BNP, brain natriuretic peptide; COPD, chronic obstructive pulmonary disease; CT, computed tomography; ECG, electrocardiogram; NA, not applicable.

Discussion

Findings from the three studies support the acceptability and feasibility of our proposed diagnostic clinical algorithm in primary care, although modifications might be needed in its implementation to align with existing practice realities and enhance its uptake.

Previous studies have reported that over 70% of individuals with breathlessness had multimorbidity (two or more comorbid conditions), and 90% of those with COPD aged ≥45 years15 had at least one other chronic condition. Regardless, our analysis of the primary care dataset found that a relatively limited number of diseases were diagnosed in patients presenting with breathlessness, all of which could be further assessed using diagnostic tests in the proposed algorithm. The conditions identified were aligned with the major diseases identified in the National Breathlessness Survey of over 10,000 Australian adults, of which over 4000 had breathlessness, where they were asked to self-report the presence of a prior medical diagnosis of major conditions relating to breathlessness.1

The present study identified that, in general, GPs’ diagnostic tests referral align in practice with their theoretical ranking (ie pathology tests being most common). An Australian primary care study of 7255 breathlessness consultations between 2000 and 2009 reported that 26.3% ordered a radiological test and 62.4% a pathology test, which is a similar pattern to our findings.16 There was moderate agreement across the diagnostic tests between the GPs, but a wide IQR for the ranking of many diagnostic tests.

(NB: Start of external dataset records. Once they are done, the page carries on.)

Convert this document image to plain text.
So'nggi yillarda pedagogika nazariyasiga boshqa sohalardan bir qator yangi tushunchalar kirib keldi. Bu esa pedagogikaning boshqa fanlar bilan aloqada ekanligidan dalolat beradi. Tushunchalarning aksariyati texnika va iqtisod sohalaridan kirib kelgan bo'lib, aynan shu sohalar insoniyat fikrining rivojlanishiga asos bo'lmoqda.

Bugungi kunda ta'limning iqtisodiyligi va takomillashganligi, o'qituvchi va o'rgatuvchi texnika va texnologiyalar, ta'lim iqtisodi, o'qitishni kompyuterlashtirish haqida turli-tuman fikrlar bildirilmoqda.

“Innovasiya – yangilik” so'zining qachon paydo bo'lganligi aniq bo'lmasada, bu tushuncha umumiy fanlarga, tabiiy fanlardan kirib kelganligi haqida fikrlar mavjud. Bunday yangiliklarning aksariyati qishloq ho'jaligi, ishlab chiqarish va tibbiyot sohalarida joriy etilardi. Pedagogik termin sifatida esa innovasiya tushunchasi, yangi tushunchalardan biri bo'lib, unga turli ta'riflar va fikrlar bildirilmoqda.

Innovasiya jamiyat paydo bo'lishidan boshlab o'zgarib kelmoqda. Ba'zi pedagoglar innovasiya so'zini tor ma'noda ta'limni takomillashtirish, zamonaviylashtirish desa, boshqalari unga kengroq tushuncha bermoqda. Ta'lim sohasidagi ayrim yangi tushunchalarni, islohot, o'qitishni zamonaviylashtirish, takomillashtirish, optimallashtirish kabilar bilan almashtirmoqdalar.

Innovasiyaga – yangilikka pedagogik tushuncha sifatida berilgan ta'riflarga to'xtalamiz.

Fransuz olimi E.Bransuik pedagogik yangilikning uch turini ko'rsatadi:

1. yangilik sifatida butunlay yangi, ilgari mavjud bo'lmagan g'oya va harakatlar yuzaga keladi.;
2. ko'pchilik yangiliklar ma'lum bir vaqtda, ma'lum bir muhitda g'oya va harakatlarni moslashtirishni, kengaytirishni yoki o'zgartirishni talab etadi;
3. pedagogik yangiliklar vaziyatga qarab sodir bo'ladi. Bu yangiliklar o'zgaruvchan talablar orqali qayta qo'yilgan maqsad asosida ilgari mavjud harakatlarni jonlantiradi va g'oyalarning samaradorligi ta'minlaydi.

However, the present study highlights a significant gap between the tests GPs order and the diagnoses made. For example, although 30.5% and 22.7% of patients had an asthma and COPD diagnosis, respectively, across the six-year period, only 12% of diagnostic test referrals were for spirometry testing. This finding contrasts with previous studies in Australian general practice, which have reported over-testing as a significant problem but is in keeping with observations that 25–75% of tests are not supported by evidence or expert opinion.17 Overall, these results strongly support a need to develop pathways and services that would allow a more focused, efficient approach to assessing individuals presenting with breathlessness. They suggest that despite reflecting the prevalence of conditions associated with breathlessness in Australian practice, the proposed algorithm would have a greatly reduced efficacy if current diagnostic practices remain unchanged.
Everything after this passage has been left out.